Bowing to international pressure, Duke Charles Emmanuel II ended the campaign against the Waldensians and restored the status quo ante. Janavel continued to lead the underground Waldensian resistance. Over the following years he mounted a number of guerrilla attacks against Savoyard forces, and his house served as a base of operations and general quarters for the insurgency. The duchy punished him with banishment and a death sentence. On 6 July 1663 the Savoyards again attacked Angrogna, but were defeated. The Waldensian community desired an end to war, and agreed to the conditions of the Duke of Savoy, which stipulated the exile of Janavel and his soldiers. A Waldensian synod disavowed Janavel, and he was sent into exile in Switzerland. In Geneva he was welcomed as a Protestant hero, and maintained contacts with his native valley. Despite being under surveillance by the local authorities, as well as by Savoyard spies, he made at least two clandestine visits to his native country.

In 1686, Janavel was joined by a fresh wave of Waldensian refugees fleeing the persecutions of Victor Amadeus II of Savoy.
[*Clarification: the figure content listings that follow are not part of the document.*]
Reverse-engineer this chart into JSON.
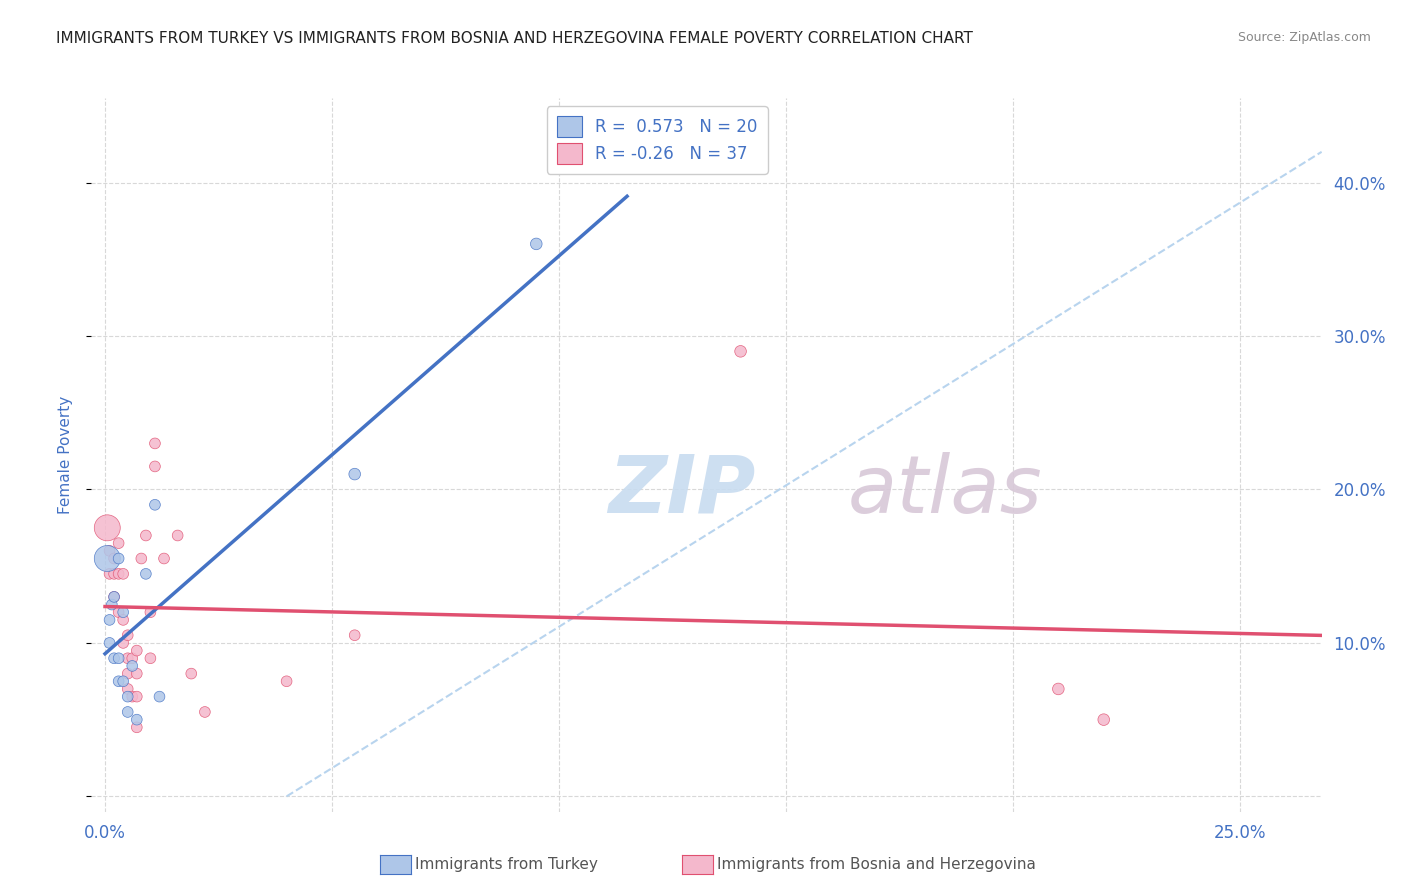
{
  "title": "IMMIGRANTS FROM TURKEY VS IMMIGRANTS FROM BOSNIA AND HERZEGOVINA FEMALE POVERTY CORRELATION CHART",
  "source": "Source: ZipAtlas.com",
  "ylabel": "Female Poverty",
  "x_ticks": [
    0.0,
    0.05,
    0.1,
    0.15,
    0.2,
    0.25
  ],
  "x_tick_labels": [
    "0.0%",
    "",
    "",
    "",
    "",
    "25.0%"
  ],
  "y_ticks": [
    0.0,
    0.1,
    0.2,
    0.3,
    0.4
  ],
  "y_tick_labels_right": [
    "",
    "10.0%",
    "20.0%",
    "30.0%",
    "40.0%"
  ],
  "xlim": [
    -0.003,
    0.268
  ],
  "ylim": [
    -0.01,
    0.455
  ],
  "r_turkey": 0.573,
  "n_turkey": 20,
  "r_bosnia": -0.26,
  "n_bosnia": 37,
  "turkey_color": "#aec6e8",
  "turkey_line_color": "#4472c4",
  "bosnia_color": "#f4b8cc",
  "bosnia_line_color": "#e05070",
  "diagonal_color": "#b8d4ee",
  "background_color": "#ffffff",
  "grid_color": "#d8d8d8",
  "legend_blue_box": "#aec6e8",
  "legend_pink_box": "#f4b8cc",
  "turkey_x": [
    0.0005,
    0.001,
    0.001,
    0.0015,
    0.002,
    0.002,
    0.003,
    0.003,
    0.003,
    0.004,
    0.004,
    0.005,
    0.005,
    0.006,
    0.007,
    0.009,
    0.011,
    0.012,
    0.055,
    0.095
  ],
  "turkey_y": [
    0.155,
    0.115,
    0.1,
    0.125,
    0.13,
    0.09,
    0.155,
    0.09,
    0.075,
    0.12,
    0.075,
    0.065,
    0.055,
    0.085,
    0.05,
    0.145,
    0.19,
    0.065,
    0.21,
    0.36
  ],
  "bosnia_x": [
    0.0005,
    0.001,
    0.001,
    0.002,
    0.002,
    0.002,
    0.003,
    0.003,
    0.003,
    0.004,
    0.004,
    0.004,
    0.005,
    0.005,
    0.005,
    0.005,
    0.006,
    0.006,
    0.007,
    0.007,
    0.007,
    0.007,
    0.008,
    0.009,
    0.01,
    0.01,
    0.011,
    0.011,
    0.013,
    0.016,
    0.019,
    0.022,
    0.04,
    0.055,
    0.14,
    0.21,
    0.22
  ],
  "bosnia_y": [
    0.175,
    0.16,
    0.145,
    0.155,
    0.145,
    0.13,
    0.165,
    0.145,
    0.12,
    0.145,
    0.115,
    0.1,
    0.105,
    0.09,
    0.08,
    0.07,
    0.09,
    0.065,
    0.095,
    0.08,
    0.065,
    0.045,
    0.155,
    0.17,
    0.12,
    0.09,
    0.215,
    0.23,
    0.155,
    0.17,
    0.08,
    0.055,
    0.075,
    0.105,
    0.29,
    0.07,
    0.05
  ],
  "turkey_sizes": [
    350,
    60,
    60,
    60,
    60,
    60,
    60,
    60,
    60,
    60,
    60,
    60,
    60,
    60,
    60,
    60,
    60,
    60,
    70,
    70
  ],
  "bosnia_sizes": [
    350,
    60,
    60,
    60,
    60,
    60,
    60,
    60,
    60,
    60,
    60,
    60,
    60,
    60,
    60,
    60,
    60,
    60,
    60,
    60,
    60,
    60,
    60,
    60,
    60,
    60,
    60,
    60,
    60,
    60,
    60,
    60,
    60,
    60,
    70,
    70,
    70
  ],
  "title_color": "#222222",
  "tick_label_color": "#4472c4",
  "watermark_zip_color": "#c8dcf0",
  "watermark_atlas_color": "#d8c8d8",
  "legend_r_color": "#4472c4"
}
Together they began actively planning a mass return of Waldensians, which took the form of the Glorious Homecoming of 1689. By this time Janavel was too old to take part personally in the action, but he played a prominent role as an organizer; notably, he drafted the military orders governing the group's conduct during the operation.

Janavel died of edema in Geneva on 5 March 1690.

Janavel's house, known as la Gianavella, exists to this day. After passing through various owners, it was acquired by the Waldensian Evangelical Church and converted into a museum.